America’s student loan debt problem is nearing a full-blown crisis.
Outstanding student debt hit $1.5 trillion for the first time ever, and it doesn’t seem to be getting better. In fact, it appears that the trend is only accelerating when you consider that student debt accounted for $600 billion 10 years ago.
There are approximately 44 million borrowers in the United States, and the majority of them are women, according to a new report from the American Association of University Women (AAUW). Women represented 56% of those enrolled in American colleges and universities in fall 2016, but the report reveals that women also take on more (and larger) student loans than men.
In total, women hold nearly two-thirds of the outstanding student debt in America, nearly $900 billion as of mid-2018, the report says.
AAUW estimates that women working full-time with college degrees make 26% less than their male counterparts, though the gap is somewhat smaller immediately after college. In turn, lower pay means less income to devote to debt repayment and more interest over time.
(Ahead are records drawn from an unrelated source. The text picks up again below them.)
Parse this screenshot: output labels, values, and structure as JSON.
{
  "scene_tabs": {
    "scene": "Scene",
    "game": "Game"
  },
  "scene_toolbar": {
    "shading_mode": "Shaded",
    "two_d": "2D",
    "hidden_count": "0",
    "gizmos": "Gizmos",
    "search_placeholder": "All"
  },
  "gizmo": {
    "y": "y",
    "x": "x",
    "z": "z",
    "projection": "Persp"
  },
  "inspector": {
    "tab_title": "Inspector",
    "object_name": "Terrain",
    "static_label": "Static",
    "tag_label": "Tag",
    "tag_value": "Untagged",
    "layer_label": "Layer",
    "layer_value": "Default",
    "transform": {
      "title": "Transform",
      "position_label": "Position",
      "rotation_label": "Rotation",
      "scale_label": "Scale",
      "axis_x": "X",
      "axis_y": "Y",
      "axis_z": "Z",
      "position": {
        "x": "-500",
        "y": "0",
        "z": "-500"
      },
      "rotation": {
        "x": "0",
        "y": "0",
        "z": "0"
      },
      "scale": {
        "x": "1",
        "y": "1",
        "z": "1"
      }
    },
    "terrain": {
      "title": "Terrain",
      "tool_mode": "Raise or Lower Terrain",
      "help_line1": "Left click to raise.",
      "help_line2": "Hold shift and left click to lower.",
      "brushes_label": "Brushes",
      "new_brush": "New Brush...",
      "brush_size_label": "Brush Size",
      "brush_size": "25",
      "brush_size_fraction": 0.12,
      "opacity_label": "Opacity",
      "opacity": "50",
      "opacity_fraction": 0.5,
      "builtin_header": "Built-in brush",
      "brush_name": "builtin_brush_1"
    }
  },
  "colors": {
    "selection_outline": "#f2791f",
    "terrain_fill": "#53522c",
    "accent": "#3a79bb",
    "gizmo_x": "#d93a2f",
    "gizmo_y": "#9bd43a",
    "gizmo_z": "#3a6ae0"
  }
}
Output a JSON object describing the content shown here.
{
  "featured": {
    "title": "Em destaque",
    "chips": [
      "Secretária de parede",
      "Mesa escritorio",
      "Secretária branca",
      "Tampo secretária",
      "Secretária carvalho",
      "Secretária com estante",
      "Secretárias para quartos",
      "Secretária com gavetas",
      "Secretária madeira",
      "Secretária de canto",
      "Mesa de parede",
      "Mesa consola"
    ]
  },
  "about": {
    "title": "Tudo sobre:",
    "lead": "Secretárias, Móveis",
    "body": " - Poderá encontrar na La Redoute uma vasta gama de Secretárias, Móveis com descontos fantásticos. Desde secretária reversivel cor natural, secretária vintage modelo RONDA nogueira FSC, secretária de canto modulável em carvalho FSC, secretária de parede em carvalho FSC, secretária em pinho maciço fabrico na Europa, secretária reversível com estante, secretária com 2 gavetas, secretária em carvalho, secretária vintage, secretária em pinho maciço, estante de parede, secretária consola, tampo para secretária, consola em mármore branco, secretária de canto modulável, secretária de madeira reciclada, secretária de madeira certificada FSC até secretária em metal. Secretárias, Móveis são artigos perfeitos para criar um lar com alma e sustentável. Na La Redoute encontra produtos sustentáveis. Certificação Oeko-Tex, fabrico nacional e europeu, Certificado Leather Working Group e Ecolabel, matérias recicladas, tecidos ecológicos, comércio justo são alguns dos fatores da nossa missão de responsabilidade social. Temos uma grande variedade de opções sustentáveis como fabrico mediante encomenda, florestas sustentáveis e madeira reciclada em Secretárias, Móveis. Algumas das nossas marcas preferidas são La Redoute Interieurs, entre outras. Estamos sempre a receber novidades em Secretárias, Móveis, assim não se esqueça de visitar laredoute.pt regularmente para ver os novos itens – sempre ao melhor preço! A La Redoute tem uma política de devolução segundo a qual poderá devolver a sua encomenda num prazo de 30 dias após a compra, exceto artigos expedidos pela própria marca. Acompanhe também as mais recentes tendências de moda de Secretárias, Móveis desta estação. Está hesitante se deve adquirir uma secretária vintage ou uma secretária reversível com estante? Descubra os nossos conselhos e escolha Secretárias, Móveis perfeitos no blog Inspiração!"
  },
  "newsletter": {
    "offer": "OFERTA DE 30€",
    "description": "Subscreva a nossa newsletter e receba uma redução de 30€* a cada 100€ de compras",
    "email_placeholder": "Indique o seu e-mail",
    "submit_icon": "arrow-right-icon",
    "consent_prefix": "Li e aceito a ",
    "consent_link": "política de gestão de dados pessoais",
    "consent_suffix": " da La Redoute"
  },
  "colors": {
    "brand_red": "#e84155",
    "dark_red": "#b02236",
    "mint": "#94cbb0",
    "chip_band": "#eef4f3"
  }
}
In a commentary piece for Fortune, veteran investor Jim Rogers and former academic dean Robert Craig Baum said the higher education bubble, which is one-sixth of the U.S. economy, “will likely burst with the force of all previous catastrophes combined.”
They write, “College and university budgets rely on inflated real estate investment, deny the short- and long-term effects of student loan defaults, accept the rise in tuition above the rate of inflation as normal, and expect a downsized part-time faculty to help subsidize inflated tenure track and endowed tenure budgetary lines.”
Increasingly, economists are pointing to the for-profit college industry, which has been accused of using inflated job placement and graduation rates to lure borrowers to take on debt. According to the AAUW report, for-profit institutions disproportionately enroll women, people of color, low-income students, and members and former members of the U.S. military.
“For-profit institutions use advertising and high-pressure recruitment tactics to woo students and their student aid and loan money, but debt outcomes for students at these institutions are particularly dismal,” the report says. “Even after accounting for student demographics, for-profit institutions have low completion rates and high default rates — a matter of serious concern for student loan borrowers, researchers, and policymakers.”